V-Chips and Software Filters

The professional middle-class parents would have been the first to nudge me when Katie Couric reported on the RAND Corporation’s finding that watch­ing sexually explicit television programs is linked to teenage pregnancy.3 But these same parents are less likely than their less privileged peers to activate the V-chip on the television.4 They also differ in their use of filtering or blocking software on the computer.

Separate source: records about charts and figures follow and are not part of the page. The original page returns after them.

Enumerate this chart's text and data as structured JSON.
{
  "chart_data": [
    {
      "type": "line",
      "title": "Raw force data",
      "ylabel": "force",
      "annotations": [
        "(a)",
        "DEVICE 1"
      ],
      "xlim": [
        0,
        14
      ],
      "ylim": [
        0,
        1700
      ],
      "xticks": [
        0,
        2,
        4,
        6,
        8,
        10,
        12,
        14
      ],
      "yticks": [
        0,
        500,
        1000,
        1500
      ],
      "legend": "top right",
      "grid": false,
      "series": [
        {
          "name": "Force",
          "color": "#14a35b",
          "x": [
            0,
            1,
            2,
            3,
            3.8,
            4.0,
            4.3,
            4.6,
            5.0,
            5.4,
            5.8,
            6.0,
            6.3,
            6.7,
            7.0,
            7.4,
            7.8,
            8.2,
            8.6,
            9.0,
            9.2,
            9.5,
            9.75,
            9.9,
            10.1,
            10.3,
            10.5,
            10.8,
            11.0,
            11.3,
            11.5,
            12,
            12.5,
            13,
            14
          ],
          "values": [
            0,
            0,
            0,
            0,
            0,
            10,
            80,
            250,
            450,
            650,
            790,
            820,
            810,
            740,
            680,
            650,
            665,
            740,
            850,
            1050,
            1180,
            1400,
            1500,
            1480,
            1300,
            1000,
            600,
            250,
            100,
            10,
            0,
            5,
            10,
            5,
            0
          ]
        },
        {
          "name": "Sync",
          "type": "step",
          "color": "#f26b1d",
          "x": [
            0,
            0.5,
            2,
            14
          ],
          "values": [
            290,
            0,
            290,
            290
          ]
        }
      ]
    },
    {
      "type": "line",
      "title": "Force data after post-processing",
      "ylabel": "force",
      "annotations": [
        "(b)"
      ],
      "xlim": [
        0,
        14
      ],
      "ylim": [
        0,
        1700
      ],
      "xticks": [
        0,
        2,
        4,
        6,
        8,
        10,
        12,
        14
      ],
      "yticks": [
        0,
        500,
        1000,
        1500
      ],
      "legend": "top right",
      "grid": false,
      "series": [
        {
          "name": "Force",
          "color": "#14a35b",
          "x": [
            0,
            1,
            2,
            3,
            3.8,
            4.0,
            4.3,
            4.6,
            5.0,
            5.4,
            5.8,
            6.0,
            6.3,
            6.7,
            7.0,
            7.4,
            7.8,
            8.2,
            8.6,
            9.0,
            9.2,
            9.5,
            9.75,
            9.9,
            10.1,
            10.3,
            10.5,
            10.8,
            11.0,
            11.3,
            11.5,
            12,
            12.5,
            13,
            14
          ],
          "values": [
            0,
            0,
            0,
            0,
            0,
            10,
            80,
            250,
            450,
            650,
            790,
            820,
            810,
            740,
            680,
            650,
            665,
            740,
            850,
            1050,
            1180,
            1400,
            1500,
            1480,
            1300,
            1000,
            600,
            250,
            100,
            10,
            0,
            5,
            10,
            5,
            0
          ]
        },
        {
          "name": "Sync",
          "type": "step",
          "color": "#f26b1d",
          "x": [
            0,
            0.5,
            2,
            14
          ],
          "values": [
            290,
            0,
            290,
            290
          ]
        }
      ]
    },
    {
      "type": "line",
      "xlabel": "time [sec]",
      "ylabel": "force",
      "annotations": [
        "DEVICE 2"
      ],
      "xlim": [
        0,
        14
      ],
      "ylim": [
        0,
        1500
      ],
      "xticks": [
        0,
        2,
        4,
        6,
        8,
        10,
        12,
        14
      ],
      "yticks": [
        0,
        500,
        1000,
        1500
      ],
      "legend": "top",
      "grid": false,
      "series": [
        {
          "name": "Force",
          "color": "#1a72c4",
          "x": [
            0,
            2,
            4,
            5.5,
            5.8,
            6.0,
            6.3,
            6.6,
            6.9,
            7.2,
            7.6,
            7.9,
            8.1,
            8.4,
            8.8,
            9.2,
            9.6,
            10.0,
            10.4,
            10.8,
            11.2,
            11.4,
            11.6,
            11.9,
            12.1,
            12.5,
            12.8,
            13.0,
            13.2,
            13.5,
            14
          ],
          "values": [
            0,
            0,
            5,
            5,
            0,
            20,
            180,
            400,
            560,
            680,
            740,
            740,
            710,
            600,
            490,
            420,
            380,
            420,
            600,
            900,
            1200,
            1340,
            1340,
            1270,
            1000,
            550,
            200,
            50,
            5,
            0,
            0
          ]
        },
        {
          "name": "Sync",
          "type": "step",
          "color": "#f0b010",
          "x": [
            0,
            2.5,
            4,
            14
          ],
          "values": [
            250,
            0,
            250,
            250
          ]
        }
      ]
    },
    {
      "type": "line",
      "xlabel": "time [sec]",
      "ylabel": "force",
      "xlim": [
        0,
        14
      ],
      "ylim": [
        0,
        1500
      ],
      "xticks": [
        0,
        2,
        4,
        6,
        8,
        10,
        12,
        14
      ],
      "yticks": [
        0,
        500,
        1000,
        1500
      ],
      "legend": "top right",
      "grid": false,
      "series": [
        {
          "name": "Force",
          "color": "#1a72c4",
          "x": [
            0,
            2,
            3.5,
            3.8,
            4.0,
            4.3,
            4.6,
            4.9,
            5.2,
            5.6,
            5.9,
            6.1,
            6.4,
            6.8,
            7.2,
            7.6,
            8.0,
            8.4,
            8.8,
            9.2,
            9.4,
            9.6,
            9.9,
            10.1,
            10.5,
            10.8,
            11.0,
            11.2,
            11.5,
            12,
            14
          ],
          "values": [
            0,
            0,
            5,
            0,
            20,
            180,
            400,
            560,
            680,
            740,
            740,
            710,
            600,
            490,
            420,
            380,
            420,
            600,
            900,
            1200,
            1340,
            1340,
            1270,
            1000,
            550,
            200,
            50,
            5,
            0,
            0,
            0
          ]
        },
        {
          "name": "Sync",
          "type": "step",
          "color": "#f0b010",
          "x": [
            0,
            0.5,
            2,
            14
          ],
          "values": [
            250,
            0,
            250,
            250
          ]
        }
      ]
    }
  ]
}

Nationwide, about a third of all parents do use this kind of software (with an additional 5 percent having done so previously but having discontinued its use within the past year).5 But as the sociologists Rong Wang, Suzanne Bianchi, and Sara Raley report, parents with lower levels of education are more likely to rely on filters than are those who are more highly educated.6 The same was true in the present study: whereas three-quarters of the working-class and middle-class parents were interested in a software filter on a computer in the home, only slightly more than half the professional middle-class parents expressed similar interest.7 These findings do not mean that the professional middle-class parents are unwilling to impose controls on the use their children make of computers. Nor do they indicate that parents are uninterested in monitoring what their children watch on television. To the contrary: they eagerly embrace hovering over and directing their children as they surf the Internet or watch television, ff owever, as with a child locator, these highly educated parents are far more willing than are those with fewer educational accomplishments to substitute their own control for the control created through technology.